Il le reconnaissait, malgré ses cheveux blancs, ce solennel huissier, qui, une large chaîne d’argent sur les épaules, s’inclinait devant lui ; et il n’eut plus aucun doute lorsqu’il l’entendit déclarer :

— Mon colonel, nous ne recevons que le mardi et le…

— Bouloche ! interrompit Jean Cardignac, toi, ici !… mes compliments !…

— Ah ! mon colonel, fit le digne homme… c’est vous !… Que je suis donc content de vous revoir !…

— Et ton Ministre, est-il là ?

Mais Bouloche, tout à ses effusions, ne pensait guère à son Ministre.

— Mon colonel, reprit-il, j’ai bien des excuses à vous faire de ne pas vous avoir appris mon avancement ; mais voilà tout de même que je me fais vieux… je n’ai plus que deux ans à faire pour ma retraite… Seulement, voilà : irai-je jusqu’à ma retraite ? Comment tout ça va-t-il finir ? C’est que ça va rudement mal… C’est égal, je suis content tout de même !…
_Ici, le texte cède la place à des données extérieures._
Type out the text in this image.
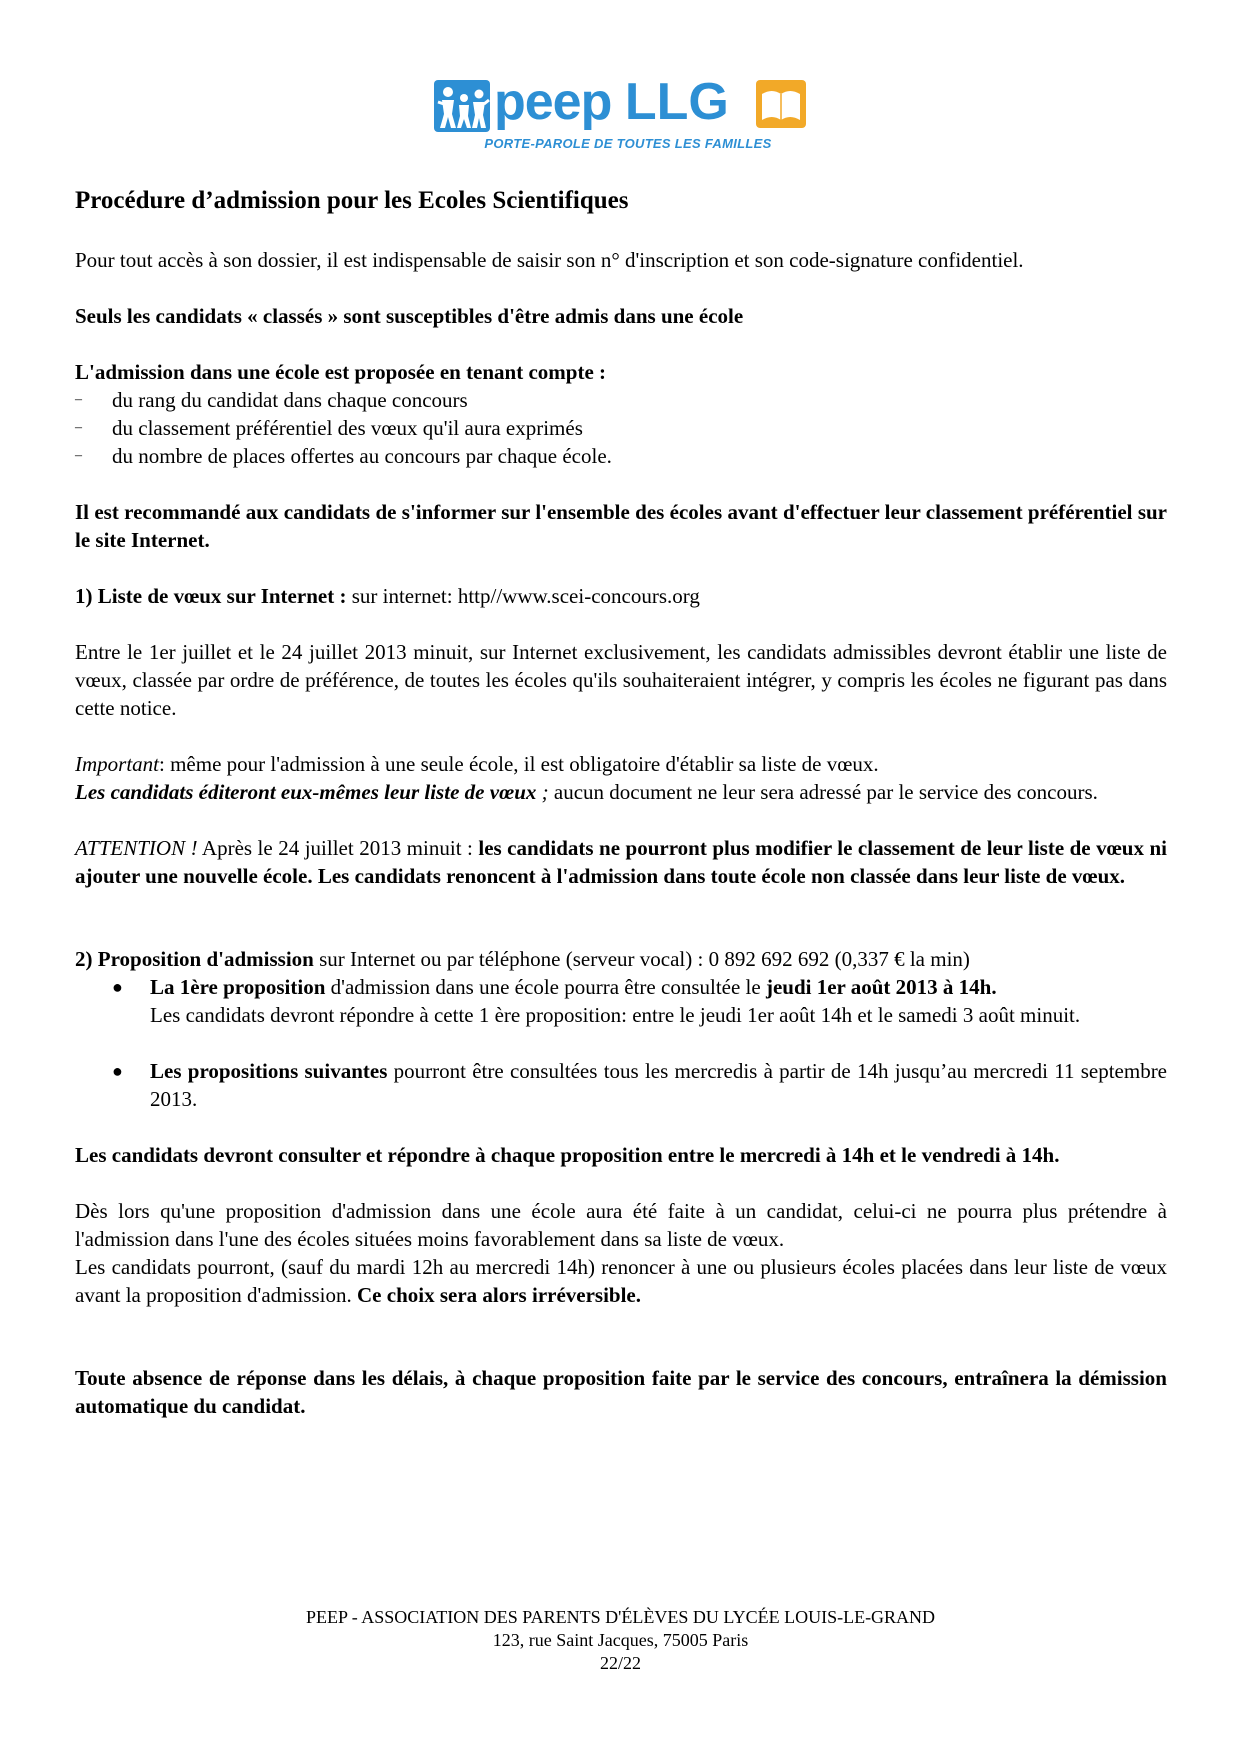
peep LLG
PORTE-PAROLE DE TOUTES LES FAMILLES
Procédure d’admission pour les Ecoles Scientifiques

Pour tout accès à son dossier, il est indispensable de saisir son n° d'inscription et son code-signature confidentiel.

Seuls les candidats « classés » sont susceptibles d'être admis dans une école

L'admission dans une école est proposée en tenant compte :

– du rang du candidat dans chaque concours
– du classement préférentiel des vœux qu'il aura exprimés
– du nombre de places offertes au concours par chaque école.

Il est recommandé aux candidats de s'informer sur l'ensemble des écoles avant d'effectuer leur classement préférentiel sur le site Internet.

1) Liste de vœux sur Internet : sur internet: http//www.scei-concours.org

Entre le 1er juillet et le 24 juillet 2013 minuit, sur Internet exclusivement, les candidats admissibles devront établir une liste de vœux, classée par ordre de préférence, de toutes les écoles qu'ils souhaiteraient intégrer, y compris les écoles ne figurant pas dans cette notice.

Important: même pour l'admission à une seule école, il est obligatoire d'établir sa liste de vœux.

Les candidats éditeront eux-mêmes leur liste de vœux ; aucun document ne leur sera adressé par le service des concours.

ATTENTION ! Après le 24 juillet 2013 minuit : les candidats ne pourront plus modifier le classement de leur liste de vœux ni ajouter une nouvelle école. Les candidats renoncent à l'admission dans toute école non classée dans leur liste de vœux.

2) Proposition d'admission sur Internet ou par téléphone (serveur vocal) : 0 892 692 692 (0,337 € la min)

● La 1ère proposition d'admission dans une école pourra être consultée le jeudi 1er août 2013 à 14h.
Les candidats devront répondre à cette 1 ère proposition: entre le jeudi 1er août 14h et le samedi 3 août minuit.
● Les propositions suivantes pourront être consultées tous les mercredis à partir de 14h jusqu’au mercredi 11 septembre 2013.

Les candidats devront consulter et répondre à chaque proposition entre le mercredi à 14h et le vendredi à 14h.

Dès lors qu'une proposition d'admission dans une école aura été faite à un candidat, celui-ci ne pourra plus prétendre à l'admission dans l'une des écoles situées moins favorablement dans sa liste de vœux.

Les candidats pourront, (sauf du mardi 12h au mercredi 14h) renoncer à une ou plusieurs écoles placées dans leur liste de vœux avant la proposition d'admission. Ce choix sera alors irréversible.

Toute absence de réponse dans les délais, à chaque proposition faite par le service des concours, entraînera la démission automatique du candidat.

PEEP - ASSOCIATION DES PARENTS D'ÉLÈVES DU LYCÉE LOUIS-LE-GRAND
123, rue Saint Jacques, 75005 Paris
22/22
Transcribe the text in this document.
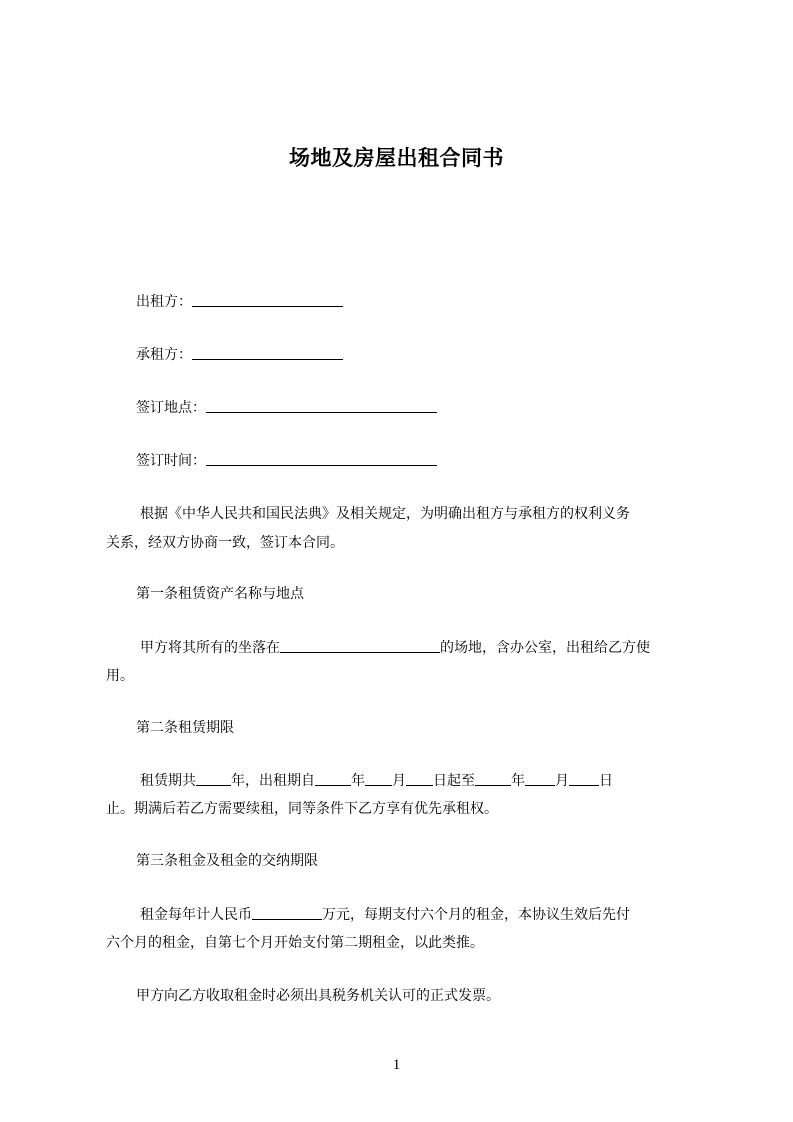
场地及房屋出租合同书
出租方：
承租方：
签订地点：
签订时间：
根据《中华人民共和国民法典》及相关规定，为明确出租方与承租方的权利义务
关系，经双方协商一致，签订本合同。
第一条租赁资产名称与地点
甲方将其所有的坐落在	的场地，含办公室，出租给乙方使
用。
第二条租赁期限
租赁期共	年，出租期自	年 月 日起至	年 月 日
止。期满后若乙方需要续租，同等条件下乙方享有优先承租权。
第三条租金及租金的交纳期限
租金每年计人民币	万元，每期支付六个月的租金，本协议生效后先付
六个月的租金，自第七个月开始支付第二期租金，以此类推。
甲方向乙方收取租金时必须出具税务机关认可的正式发票。
1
C’était bien le Bouloche de jadis, toujours content.

Le colonel l’interrompit : il n’avait pas de temps à perdre, et, sur son invitation réitérée, le digne huissier entra dans le cabinet du Ministre pour annoncer le visiteur ; mais il en sortit presque aussitôt.

— Son Excellence n’est pas là, fit-il un doigt sur sa bouche… ou plutôt, ajouta-t-il plus bas encore, elle y est bien, mais Sa Majesté l’Impératrice vient de la faire demander pour délibérer, et alors… si mon colonel allait à la Direction d’artillerie dans les bureaux…

Mais dans les bureaux, Jean Cardignac ne trouva personne qui pût le renseigner. Le Directeur venait d’être nommé au commandement de l’artillerie du 2e Corps ; l’affolement était complet, les couloirs déserts.

Un capitaine d’artillerie qu’il rencontra dans un escalier lui jeta rapidement ces mots :

— Le Maréchal Bazaine vient d’être nommé généralissime ; c’est à lui qu’il faut vous adresser : c’est lui qui va faire toutes les nominations et les affectations à l’armée du Rhin.